Il linfoma angioimmunoblastico a cellule T è istologicamente caratterizzato da un infiltrato infiammatorio polimorfo ed è più frequentemente associato a livelli elevati di citochine nel siero (compresa l’IL-6 e l’IL-10) rispetto ad altri linfomi a cellule T periferici. Questa osservazione suggerisce che in questi casi la proliferazione reattiva delle plasmacellule associata è mediata dalle citochine. Ci sono singoli casi descritti in letteratura in cui è stata riscontrata anche una proliferazione monoclonale delle plasmacellule [13,27,28].

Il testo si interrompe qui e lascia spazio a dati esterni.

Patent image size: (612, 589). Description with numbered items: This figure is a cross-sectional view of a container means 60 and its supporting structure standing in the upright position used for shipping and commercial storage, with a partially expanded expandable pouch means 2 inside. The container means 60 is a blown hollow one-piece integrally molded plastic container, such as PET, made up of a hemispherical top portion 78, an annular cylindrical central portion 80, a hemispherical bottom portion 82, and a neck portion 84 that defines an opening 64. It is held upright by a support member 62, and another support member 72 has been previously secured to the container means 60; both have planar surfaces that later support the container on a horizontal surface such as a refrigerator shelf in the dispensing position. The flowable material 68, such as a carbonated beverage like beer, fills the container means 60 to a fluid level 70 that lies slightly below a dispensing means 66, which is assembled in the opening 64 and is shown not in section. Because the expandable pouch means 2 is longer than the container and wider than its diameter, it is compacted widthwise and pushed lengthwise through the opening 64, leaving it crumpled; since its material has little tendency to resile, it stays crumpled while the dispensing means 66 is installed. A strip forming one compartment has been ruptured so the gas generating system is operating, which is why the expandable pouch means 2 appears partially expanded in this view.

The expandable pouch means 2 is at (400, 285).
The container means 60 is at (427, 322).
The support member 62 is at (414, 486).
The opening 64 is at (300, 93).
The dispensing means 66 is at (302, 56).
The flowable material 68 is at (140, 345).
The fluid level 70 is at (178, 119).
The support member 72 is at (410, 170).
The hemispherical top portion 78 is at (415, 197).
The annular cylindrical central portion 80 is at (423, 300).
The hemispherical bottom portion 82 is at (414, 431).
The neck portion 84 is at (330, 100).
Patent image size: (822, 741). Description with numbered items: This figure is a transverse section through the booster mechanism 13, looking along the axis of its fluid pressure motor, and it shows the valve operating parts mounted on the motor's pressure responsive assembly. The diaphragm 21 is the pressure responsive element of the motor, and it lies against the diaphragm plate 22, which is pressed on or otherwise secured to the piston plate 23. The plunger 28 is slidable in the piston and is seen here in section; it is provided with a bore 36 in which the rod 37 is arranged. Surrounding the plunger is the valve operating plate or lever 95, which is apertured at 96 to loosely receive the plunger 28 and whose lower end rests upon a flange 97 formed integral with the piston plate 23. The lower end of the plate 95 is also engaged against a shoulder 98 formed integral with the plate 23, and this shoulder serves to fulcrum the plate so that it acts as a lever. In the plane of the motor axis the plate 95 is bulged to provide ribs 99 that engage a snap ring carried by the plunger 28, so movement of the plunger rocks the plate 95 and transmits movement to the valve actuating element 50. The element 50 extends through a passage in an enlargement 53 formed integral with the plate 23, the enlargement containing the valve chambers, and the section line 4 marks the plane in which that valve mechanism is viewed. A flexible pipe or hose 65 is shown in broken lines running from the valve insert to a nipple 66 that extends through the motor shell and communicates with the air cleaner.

Messaggi da portare a casa
- La plasmocitosi reattiva è rara, ma può essere pronunciata (washout delle plasmacellule >20%).
- Nel caso della plasmocitosi, la differenziazione tra la proliferazione delle plasmacellule reattive (policlonali) e monoclonali è possibile in modo rapido e affidabile mediante l’immunofenotipizzazione citometrica a flusso dal sangue periferico.
- Le principali diagnosi differenziali sono le infezioni, i tumori maligni (soprattutto quelli ematologici) e le malattie autoimmuni.
- L’esatto pato-meccanismo non è chiaro; è possibile un aumento del rilascio di citochine (IL-2, IL-6, IL-10) come causa.